Thursday, September 21, 2006

I can tell what you're thinking

Betterhumans picked up on this NewScientist.com article on a study published in Current Biology (vol 16, p 1824)that examined auditory "mirror neurons" in humans using functional Magnetic Resonance Imaging (fMRI).

Mirror neurons are the groups of nerves that are stimulated in our brains when we imagine someone else doing some action - in this case, the neurons fire when we hear a distinctive sound, like someone biting an apple or tearing a piece of paper.

The "cool" factor is not just that our motor neurons fire when we imagine doing some action. My neurons fire when I see or think about you doing something. Or when I hear a sound that I know is associated with someone else doing something.

Not only that, but the strength of the stimulation is stronger in people who test stronger on psychological tests for empathy, or the ability to identify with another person. Whether it's pain, joy or actions.

It's "cool" to find physical proof, through high tech, of a psychological phenomenon. And I love my measurements.

The "uncool"? All this technology gets smaller, more mobile, and more fine tuned. There's a worry that future scanning based on fMRI and what we learn from it will lead to machines that can read minds, or something very close to it.

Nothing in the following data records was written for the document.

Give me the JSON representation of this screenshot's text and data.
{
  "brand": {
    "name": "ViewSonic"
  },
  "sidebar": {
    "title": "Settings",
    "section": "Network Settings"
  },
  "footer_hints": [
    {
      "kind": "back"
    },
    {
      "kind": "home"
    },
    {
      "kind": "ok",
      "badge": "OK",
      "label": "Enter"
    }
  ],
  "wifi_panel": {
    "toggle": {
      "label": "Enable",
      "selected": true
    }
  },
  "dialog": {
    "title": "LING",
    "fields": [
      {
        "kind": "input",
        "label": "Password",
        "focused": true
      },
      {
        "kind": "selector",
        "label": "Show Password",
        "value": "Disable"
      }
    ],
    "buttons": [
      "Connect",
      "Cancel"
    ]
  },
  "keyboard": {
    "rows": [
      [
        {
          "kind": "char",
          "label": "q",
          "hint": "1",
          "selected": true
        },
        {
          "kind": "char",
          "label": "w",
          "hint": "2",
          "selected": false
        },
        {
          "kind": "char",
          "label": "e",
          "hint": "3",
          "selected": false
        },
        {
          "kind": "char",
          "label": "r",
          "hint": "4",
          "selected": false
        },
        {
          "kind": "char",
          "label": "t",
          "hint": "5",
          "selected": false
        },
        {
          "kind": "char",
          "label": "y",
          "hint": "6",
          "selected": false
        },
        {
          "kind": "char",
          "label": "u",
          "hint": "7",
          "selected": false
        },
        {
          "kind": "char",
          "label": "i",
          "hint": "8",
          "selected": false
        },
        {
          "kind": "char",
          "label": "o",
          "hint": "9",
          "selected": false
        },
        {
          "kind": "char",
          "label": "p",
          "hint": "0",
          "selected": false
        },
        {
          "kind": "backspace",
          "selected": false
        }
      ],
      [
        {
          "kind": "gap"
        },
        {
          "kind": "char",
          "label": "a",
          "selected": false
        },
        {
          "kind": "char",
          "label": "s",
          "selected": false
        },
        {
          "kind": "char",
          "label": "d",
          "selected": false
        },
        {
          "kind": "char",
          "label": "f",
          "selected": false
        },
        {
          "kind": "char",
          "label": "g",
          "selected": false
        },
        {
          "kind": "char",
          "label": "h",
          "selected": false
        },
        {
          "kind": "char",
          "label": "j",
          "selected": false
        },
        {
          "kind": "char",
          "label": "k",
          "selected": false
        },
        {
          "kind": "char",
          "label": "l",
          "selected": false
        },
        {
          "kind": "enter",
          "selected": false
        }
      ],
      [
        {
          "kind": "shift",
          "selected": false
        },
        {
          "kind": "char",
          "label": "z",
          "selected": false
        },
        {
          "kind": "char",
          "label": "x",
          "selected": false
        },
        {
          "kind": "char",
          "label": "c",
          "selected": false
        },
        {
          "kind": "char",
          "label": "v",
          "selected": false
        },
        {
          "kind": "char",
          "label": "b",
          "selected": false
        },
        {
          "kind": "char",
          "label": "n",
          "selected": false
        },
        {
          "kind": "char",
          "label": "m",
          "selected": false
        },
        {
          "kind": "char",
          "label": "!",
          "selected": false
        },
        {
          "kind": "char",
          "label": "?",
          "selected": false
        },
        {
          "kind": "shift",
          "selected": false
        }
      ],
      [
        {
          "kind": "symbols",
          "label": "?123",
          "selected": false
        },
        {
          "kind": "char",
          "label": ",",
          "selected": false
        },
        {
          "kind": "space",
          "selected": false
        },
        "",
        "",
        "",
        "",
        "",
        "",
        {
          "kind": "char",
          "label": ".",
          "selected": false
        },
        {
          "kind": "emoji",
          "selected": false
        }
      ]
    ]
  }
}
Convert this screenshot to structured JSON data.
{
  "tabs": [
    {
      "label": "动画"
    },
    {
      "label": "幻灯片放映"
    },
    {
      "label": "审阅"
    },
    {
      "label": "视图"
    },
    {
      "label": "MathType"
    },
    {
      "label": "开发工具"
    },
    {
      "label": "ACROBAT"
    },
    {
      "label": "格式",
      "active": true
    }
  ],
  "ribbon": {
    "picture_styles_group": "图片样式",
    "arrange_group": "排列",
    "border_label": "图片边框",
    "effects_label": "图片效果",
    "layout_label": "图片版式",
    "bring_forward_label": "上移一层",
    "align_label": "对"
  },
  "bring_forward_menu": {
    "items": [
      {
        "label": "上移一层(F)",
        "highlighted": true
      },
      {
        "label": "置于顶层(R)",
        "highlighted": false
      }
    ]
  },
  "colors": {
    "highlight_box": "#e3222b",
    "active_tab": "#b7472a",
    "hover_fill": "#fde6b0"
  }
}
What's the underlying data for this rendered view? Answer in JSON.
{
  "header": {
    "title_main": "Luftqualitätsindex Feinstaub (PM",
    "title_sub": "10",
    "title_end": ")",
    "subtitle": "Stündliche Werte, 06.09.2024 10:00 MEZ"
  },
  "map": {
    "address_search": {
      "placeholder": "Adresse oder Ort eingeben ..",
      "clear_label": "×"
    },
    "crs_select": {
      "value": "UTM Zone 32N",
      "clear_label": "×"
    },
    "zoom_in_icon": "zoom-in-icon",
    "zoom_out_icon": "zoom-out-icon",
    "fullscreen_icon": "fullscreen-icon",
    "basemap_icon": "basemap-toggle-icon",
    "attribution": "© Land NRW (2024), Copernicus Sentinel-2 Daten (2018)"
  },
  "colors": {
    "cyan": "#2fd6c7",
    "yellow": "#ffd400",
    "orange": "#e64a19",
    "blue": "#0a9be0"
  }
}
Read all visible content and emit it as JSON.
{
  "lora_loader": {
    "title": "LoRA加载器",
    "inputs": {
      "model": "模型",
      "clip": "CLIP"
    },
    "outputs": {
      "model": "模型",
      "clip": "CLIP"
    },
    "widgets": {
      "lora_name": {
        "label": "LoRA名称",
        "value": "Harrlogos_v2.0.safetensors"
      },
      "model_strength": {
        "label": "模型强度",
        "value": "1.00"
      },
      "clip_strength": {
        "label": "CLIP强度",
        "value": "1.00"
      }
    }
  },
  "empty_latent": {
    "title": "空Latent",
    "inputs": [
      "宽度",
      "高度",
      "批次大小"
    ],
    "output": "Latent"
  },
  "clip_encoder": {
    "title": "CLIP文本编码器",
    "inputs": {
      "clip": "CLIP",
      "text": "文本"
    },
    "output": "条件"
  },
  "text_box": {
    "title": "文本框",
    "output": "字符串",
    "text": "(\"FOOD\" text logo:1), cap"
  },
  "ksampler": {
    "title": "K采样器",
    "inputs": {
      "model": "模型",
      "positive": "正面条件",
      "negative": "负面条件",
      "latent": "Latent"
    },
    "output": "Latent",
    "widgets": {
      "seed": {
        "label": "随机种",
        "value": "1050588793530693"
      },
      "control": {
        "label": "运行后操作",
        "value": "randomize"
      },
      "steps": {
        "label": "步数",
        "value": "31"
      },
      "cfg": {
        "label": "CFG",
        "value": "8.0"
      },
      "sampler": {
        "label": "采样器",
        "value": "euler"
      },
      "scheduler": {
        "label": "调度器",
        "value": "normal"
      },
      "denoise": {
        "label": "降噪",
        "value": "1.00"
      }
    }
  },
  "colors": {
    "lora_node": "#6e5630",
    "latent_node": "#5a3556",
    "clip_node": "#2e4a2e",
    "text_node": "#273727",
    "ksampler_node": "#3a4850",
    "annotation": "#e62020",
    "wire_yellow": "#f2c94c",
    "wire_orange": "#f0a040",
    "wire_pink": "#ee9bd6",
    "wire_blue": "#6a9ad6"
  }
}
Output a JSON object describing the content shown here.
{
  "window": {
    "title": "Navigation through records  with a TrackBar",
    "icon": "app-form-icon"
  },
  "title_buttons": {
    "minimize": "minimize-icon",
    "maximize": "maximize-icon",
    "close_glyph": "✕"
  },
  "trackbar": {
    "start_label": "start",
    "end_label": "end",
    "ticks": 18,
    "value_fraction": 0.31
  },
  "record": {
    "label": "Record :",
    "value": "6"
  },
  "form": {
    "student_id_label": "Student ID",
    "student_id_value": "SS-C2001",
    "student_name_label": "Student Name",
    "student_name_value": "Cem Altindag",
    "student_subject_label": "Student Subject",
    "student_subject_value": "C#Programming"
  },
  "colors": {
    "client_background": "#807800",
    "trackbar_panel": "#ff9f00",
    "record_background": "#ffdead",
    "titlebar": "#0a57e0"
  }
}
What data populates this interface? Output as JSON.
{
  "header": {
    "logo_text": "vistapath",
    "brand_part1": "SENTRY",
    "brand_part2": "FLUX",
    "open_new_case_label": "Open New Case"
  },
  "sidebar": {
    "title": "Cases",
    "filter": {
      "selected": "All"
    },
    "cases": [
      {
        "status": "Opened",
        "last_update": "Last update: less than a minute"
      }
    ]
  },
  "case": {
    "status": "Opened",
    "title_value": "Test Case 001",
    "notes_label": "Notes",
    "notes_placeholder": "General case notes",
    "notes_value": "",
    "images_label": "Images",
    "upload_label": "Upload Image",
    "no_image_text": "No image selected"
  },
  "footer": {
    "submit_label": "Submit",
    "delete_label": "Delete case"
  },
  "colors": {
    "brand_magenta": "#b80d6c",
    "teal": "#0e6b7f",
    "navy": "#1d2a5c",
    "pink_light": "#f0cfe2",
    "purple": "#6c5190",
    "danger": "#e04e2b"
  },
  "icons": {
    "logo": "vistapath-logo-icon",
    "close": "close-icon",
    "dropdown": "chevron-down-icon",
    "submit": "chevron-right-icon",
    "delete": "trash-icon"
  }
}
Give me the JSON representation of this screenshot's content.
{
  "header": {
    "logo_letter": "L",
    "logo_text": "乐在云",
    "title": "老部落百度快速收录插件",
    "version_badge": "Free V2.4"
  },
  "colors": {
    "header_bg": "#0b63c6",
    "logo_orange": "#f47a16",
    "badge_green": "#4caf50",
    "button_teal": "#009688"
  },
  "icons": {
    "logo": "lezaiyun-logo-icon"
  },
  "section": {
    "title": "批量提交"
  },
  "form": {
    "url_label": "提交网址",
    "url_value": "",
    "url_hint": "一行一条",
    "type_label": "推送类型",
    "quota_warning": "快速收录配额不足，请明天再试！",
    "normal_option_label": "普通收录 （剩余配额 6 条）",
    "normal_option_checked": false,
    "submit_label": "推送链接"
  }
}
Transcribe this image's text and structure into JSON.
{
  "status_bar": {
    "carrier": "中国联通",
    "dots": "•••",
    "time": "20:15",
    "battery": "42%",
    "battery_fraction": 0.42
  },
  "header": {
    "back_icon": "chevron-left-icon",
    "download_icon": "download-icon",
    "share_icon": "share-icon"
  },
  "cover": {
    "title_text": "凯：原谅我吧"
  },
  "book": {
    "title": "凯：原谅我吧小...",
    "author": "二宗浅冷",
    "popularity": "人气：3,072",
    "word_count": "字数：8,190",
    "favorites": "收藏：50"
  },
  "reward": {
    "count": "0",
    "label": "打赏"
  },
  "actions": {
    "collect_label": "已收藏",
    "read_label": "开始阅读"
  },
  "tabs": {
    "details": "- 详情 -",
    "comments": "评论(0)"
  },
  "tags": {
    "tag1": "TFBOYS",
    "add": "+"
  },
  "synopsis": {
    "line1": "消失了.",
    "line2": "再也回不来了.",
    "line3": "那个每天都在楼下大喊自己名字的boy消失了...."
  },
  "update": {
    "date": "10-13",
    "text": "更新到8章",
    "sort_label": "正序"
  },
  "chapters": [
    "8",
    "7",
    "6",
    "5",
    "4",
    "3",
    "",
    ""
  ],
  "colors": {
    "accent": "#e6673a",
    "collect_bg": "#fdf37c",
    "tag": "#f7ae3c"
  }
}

Not me. I've got my tin hat.

Seriously, the current theory is that we learn by watching and mimicking others - even if it's just in our heads. Speech is associated with the same area of the brain. Earlier studies have shown that autistic people have less mirror neuron activity than people without autism. Other studies have shown that dancers have more activity when watching steps that they have been trained to perform - things they've learned - than when they see new movements.


So, is it that sociopaths and autistic children (not equivalent, except in the inability to feel others' pain) did not learn empathy, or is it that they do not physically have the functioning mirror neurons?

Hey, maybe we could screen doctors and bioethicists - maybe politicians - for mirror neuron activity.